Many patients with heart disease have a metal stent implanted to keep their coronary artery open, preventing blood clots that can lead to heart attacks. One drawback to these stents is that long-term use can eventually damage the artery.
Several years ago, in hopes of overcoming that issue, stents made of biodegradable polymers were introduced. Biomedical engineers hoped these devices would eventually be absorbed by the blood vessel walls, removing any risks of long-term implantation. At first, these stents appeared to work well, but after a few years, patients experienced more heart attacks than patients with metal stents, and polymer stents were taken off the market.
Researchers in MIT’s Institute for Medical Engineering and Science and the Department of Materials Science and Engineering have now discovered why these stents failed. Their study also reveals why the problems were not uncovered during their development: The evaluation procedures, which were based on those used for metal stents, were not well-suited to evaluating polymer stents.

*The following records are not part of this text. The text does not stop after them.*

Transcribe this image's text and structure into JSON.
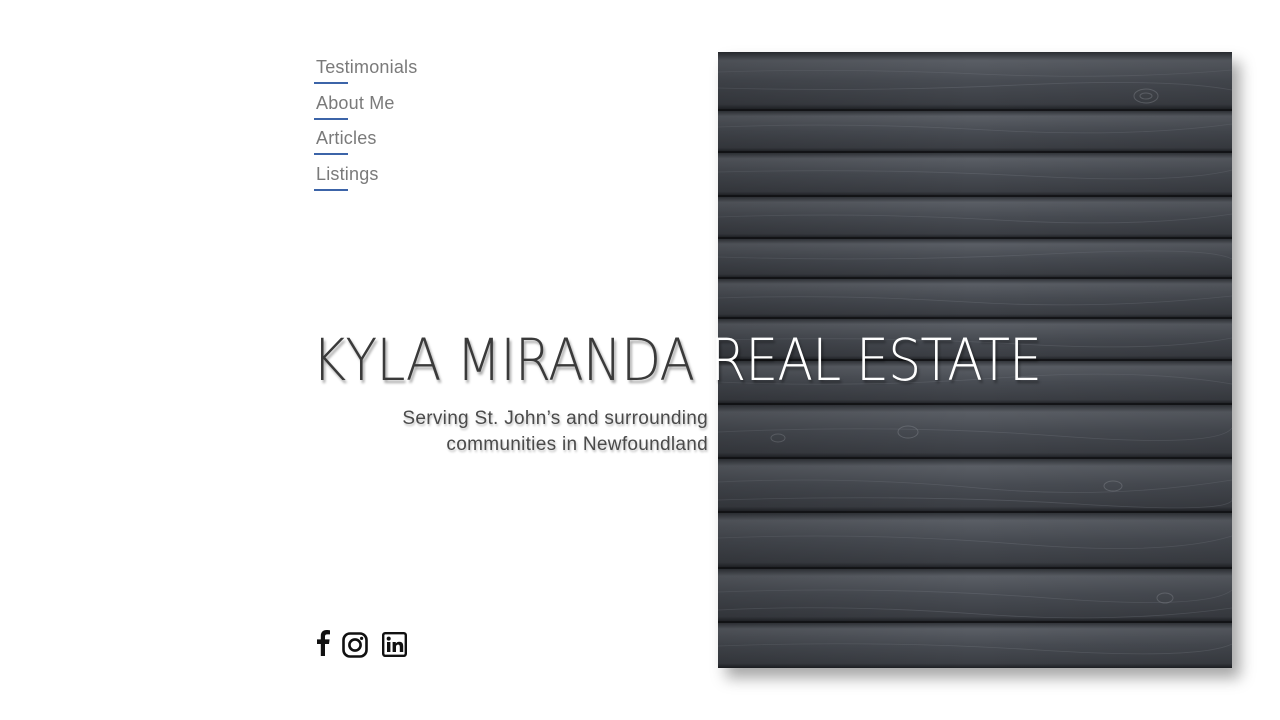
{
  "nav": {
    "items": [
      {
        "label": "Testimonials"
      },
      {
        "label": "About Me"
      },
      {
        "label": "Articles"
      },
      {
        "label": "Listings"
      }
    ],
    "underline_color": "#3c64a8"
  },
  "hero": {
    "title_dark": "KYLA MIRANDA",
    "title_light": "REAL ESTATE",
    "subtitle_line1": "Serving St. John’s and surrounding",
    "subtitle_line2": "communities in Newfoundland"
  },
  "social": {
    "icons": [
      "facebook-icon",
      "instagram-icon",
      "linkedin-icon"
    ]
  },
  "colors": {
    "background": "#ffffff",
    "wood_panel": "#3e4147",
    "nav_text": "#7a7a7a",
    "title_dark": "#3a3a3a"
  }
}
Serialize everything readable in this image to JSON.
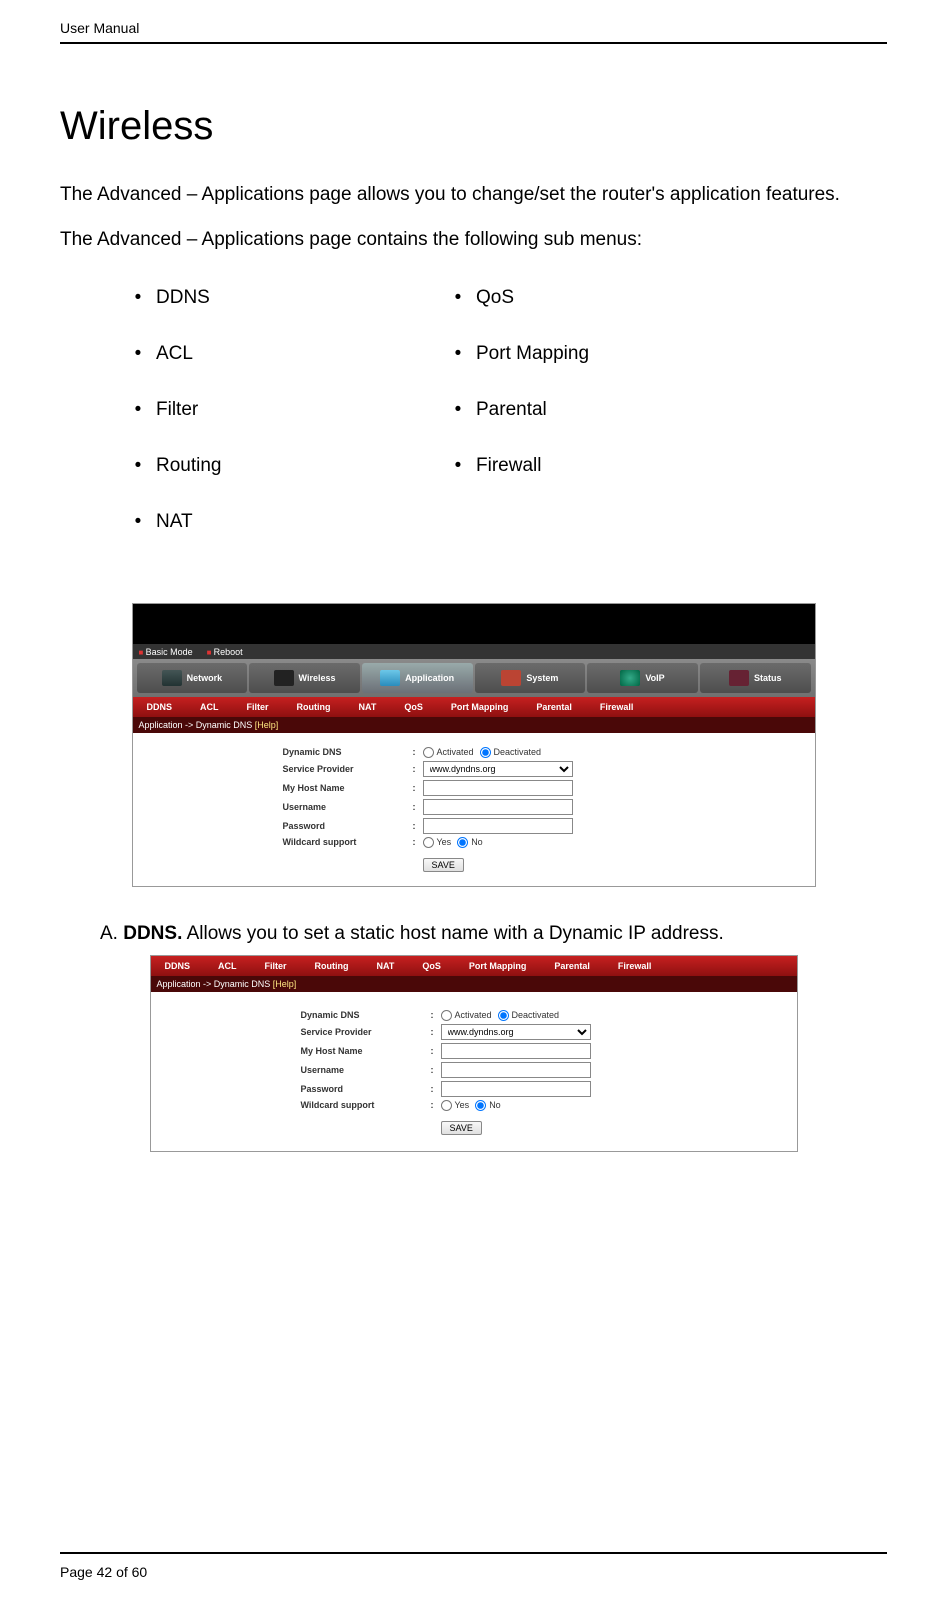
{
  "header": "User Manual",
  "title": "Wireless",
  "para1": "The Advanced – Applications page allows you to change/set the router's application features.",
  "para2": "The Advanced – Applications page contains the following sub menus:",
  "menus": {
    "c0": [
      "DDNS",
      "ACL",
      "Filter",
      "Routing",
      "NAT"
    ],
    "c1": [
      "QoS",
      "Port Mapping",
      "Parental",
      "Firewall"
    ]
  },
  "itemA": {
    "prefix": "A.",
    "bold": "DDNS.",
    "rest": " Allows you to set a static host name with a Dynamic IP address."
  },
  "footer": {
    "pg": "Page 42",
    "of": "of 60"
  },
  "router": {
    "modes": {
      "basic": "Basic Mode",
      "reboot": "Reboot"
    },
    "maintabs": [
      "Network",
      "Wireless",
      "Application",
      "System",
      "VoIP",
      "Status"
    ],
    "subtabs": [
      "DDNS",
      "ACL",
      "Filter",
      "Routing",
      "NAT",
      "QoS",
      "Port Mapping",
      "Parental",
      "Firewall"
    ],
    "crumb_prefix": "Application -> Dynamic DNS ",
    "crumb_help": "[Help]",
    "form": {
      "dyn_label": "Dynamic DNS",
      "sp_label": "Service Provider",
      "host_label": "My Host Name",
      "user_label": "Username",
      "pass_label": "Password",
      "wild_label": "Wildcard support",
      "activated": "Activated",
      "deactivated": "Deactivated",
      "sp_value": "www.dyndns.org",
      "yes": "Yes",
      "no": "No",
      "save": "SAVE"
    }
  }
}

“People have been evaluating polymer materials as if they were metals, but metals and polymers don’t behave the same way,” says Elazer Edelman, one of the researchers and an MIT professor. “People were looking at the wrong metrics, they were looking at the wrong timescales, and they didn’t have the right tools.”
The degradable stents are made from a polymer called poly-l-lactic acid (pLLA), which is also used in dissolvable sutures. Preclinical testing done in the lab and with animal models did not reveal any cause for concern. In human patients, the stents appeared stable for the first year, but then problems began to arise. After three years, more than 10% of patients experienced a heart attack—some fatal—or had to go through another medical intervention. That is double the rate seen in patients with metal stents.
Researchers hope their work in exploring why polymer cardio stents fail will lead to new ways to design and evaluate polymer stents and other types of degradable medical devices.
After the stents were taken off the market, the team decided to try to figure out if there were any warning signs that could have been detected earlier. To do this, it analyzed the stents’ microstructures with Raman spectroscopy. This technique uses light to measure energy shifts in molecular vibrations and offers detailed information about the material’s chemical composition.
The researchers found that at the microscopic level, polymer stents have a heterogeneous structure that eventually leads to structural collapse. The outer layers of the stent have a smooth crystalline structure of highly aligned polymers, but the inner core tends to have a less ordered structure. When the stent is inflated, these regions are disrupted, potentially causing early loss of integrity in parts of the structure.
“Because the nonuniform degradation causes certain locations to degrade faster, it promotes large deformations, potentially disrupting blood flow,” says Pei-Jiang Wang, a Boston University graduate student and researcher on the project.
When the stents deform, they can block blood flow, leading to clotting and potential heart attacks. The researchers believe the information they uncovered could help stent designers come up with alternative approaches to fabricating stents, letting them eliminate some of the structural irregularities.
Another reason these problems weren’t detected earlier, according to the researchers, is that many preclinical tests were conducted for only about six months. During this time, the polymer stents were beginning to degrade at the microscopic level, but the flaws couldn’t be detected with the tools scientists were using to analyze them. Visible deformations did not appear until much later.
The researchers believe their new method for analyzing the device’s microstructure could help scientists better evaluate new stents as well as other types of degradable polymer devices.
“This method provides lets you to look at a metric that tells you quickly about what will happen much later,” Edelman says. “If you know about potential issues in advance, you can have a better idea of where to look in animal models and clinical models for safety issues.”
The researchers hope their work will lead to a new way to design and evaluate polymer stents and other degradable medical devices. “When we use polymers to make these devices, we need think about how the fabrication techniques affect the microstructure, and how the microstructure affects the device performance,” says Wang.